(ATTN: UPDATES with details from 4th para; ADDS photo)
SEOUL, Aug. 15 (Yonhap) -- President Moon Jae-in said Sunday that South Korea will complete the second dose of COVID-19 vaccines for 70 percent of the population by October, adding that the government will further raise its target vaccine administration rate.
"By October, 70 percent of all nationals will complete their second dose administrations (of vaccines)," Moon said during a nationally televised Liberation Day speech at Culture Station Seoul 284 in central Seoul.
Moon also stated South Korea was "overcoming the coronavirus crisis more stably compared to any other advanced countries" and added that authorities will "further elevate (the government's) target inoculation rate."
The country launched its public vaccine campaign in February and has aimed to administer the first doses to 36 million people, or 70 percent of its 52 million population, by September, with the goal of achieving herd immunity by November.
But a disruption in vaccine supplies in August has raised concerns that the country's inoculation scheme for the month and September may be hampered amid a recent flare-up in virus cases.

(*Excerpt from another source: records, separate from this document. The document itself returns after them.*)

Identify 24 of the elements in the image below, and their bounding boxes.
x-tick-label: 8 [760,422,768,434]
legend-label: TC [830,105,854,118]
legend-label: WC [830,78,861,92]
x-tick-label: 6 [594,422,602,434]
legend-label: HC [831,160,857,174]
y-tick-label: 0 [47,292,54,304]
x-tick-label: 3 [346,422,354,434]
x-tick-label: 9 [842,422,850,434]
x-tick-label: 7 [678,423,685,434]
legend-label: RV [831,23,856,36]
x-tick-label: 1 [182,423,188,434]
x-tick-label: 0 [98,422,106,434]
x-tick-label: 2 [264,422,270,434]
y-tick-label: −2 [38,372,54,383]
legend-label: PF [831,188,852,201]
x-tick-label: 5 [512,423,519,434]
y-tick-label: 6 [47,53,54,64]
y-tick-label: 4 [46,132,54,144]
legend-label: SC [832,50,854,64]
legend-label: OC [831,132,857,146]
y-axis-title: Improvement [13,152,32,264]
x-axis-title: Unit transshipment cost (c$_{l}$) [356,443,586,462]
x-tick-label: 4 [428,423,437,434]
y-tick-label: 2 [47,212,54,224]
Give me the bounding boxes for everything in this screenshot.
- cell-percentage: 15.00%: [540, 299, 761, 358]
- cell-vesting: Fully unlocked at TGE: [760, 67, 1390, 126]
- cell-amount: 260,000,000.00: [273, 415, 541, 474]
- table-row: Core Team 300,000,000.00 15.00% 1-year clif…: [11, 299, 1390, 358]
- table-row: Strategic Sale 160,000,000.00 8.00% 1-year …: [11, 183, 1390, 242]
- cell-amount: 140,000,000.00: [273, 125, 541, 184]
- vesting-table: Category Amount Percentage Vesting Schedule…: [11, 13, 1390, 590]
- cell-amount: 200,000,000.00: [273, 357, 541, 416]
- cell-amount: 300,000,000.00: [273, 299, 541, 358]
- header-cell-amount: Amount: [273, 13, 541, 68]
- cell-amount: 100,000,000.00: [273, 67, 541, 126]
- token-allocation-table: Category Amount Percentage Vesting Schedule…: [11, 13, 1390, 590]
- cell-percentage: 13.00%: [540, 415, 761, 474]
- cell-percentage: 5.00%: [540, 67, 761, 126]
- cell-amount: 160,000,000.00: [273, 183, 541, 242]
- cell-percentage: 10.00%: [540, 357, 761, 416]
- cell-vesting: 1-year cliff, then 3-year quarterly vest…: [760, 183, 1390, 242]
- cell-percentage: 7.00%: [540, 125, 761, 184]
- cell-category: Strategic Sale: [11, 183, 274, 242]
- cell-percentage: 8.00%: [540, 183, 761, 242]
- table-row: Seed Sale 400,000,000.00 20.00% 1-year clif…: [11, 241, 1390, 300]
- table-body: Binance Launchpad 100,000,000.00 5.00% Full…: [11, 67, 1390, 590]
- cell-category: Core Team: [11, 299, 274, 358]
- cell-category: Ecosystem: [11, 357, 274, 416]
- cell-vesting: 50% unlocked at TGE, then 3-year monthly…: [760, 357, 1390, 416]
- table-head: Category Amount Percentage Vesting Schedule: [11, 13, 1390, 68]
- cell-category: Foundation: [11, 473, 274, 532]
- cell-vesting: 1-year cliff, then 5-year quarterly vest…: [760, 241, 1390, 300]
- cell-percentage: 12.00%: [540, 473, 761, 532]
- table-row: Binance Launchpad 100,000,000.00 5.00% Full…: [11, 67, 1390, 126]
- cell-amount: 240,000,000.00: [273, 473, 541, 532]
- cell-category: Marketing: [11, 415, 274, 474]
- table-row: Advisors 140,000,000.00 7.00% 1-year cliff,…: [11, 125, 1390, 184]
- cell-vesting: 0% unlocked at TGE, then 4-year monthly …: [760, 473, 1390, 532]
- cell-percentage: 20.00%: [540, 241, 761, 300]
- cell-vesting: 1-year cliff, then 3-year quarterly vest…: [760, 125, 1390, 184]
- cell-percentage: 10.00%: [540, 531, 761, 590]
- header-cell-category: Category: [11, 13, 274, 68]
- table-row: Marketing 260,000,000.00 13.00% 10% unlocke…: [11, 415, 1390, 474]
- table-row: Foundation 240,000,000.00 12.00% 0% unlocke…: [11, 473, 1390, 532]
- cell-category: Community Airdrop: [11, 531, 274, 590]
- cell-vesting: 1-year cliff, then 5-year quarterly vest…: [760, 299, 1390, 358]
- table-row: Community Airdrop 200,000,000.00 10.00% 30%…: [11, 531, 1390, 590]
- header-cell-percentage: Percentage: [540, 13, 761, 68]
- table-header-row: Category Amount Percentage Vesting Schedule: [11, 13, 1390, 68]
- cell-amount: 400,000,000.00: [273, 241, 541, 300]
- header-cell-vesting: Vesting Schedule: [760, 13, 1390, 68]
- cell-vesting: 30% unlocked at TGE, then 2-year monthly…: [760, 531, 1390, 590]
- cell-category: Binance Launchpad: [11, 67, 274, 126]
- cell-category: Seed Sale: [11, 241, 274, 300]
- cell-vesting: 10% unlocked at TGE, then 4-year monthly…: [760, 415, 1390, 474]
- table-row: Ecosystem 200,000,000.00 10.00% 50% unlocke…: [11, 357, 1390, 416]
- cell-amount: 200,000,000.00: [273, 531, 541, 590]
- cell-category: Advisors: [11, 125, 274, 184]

Moon also reiterated his vision for an inclusive economic recovery amidst the raging pandemic, pledging to "recover and advance together" and provide hefty compensation to virus-hit small merchants while creating quality jobs.
He also highlighted that Seoul will "actively contribute" to the international community's joint battle against the pandemic and the global economic recovery, stating that South Korea is "confronted with an opportunity to advance into a leading nation at history's critical juncture."
On the strained Seoul-Tokyo relations, Moon said South Korea is willing to engage with Japan to cooperate on key bilateral and international issues at any time.
"Our government has its door open for talks with Japan regarding not only bilateral issues but also for joint responses to threats faced by the globe, such as COVID-19 and the climate crisis," Moon said.
Moon stated that both countries have been able to achieve economic development through their "shared values of democracy and market economy" and stressed that was the direction in which the two nations should move forward together.
He, however, also stated Seoul will address "history issues that should be properly rectified" based on universal values and principles shared by the international community.
On North Korea, the president said that denuclearization and lasting peace on the Korean Peninsula could contribute to the overall prosperity of Northeast Asia, while noting that "more time may be needed" in achieving unification of the divided countries.
"To us, the division (of the Korean Peninsula) is the biggest obstacle against growth and prosperity and a strong wall that obstructs lasting peace," Moon said, while also stating that "we too can remove this wall" similar to how the Germany achieved unification in 1990.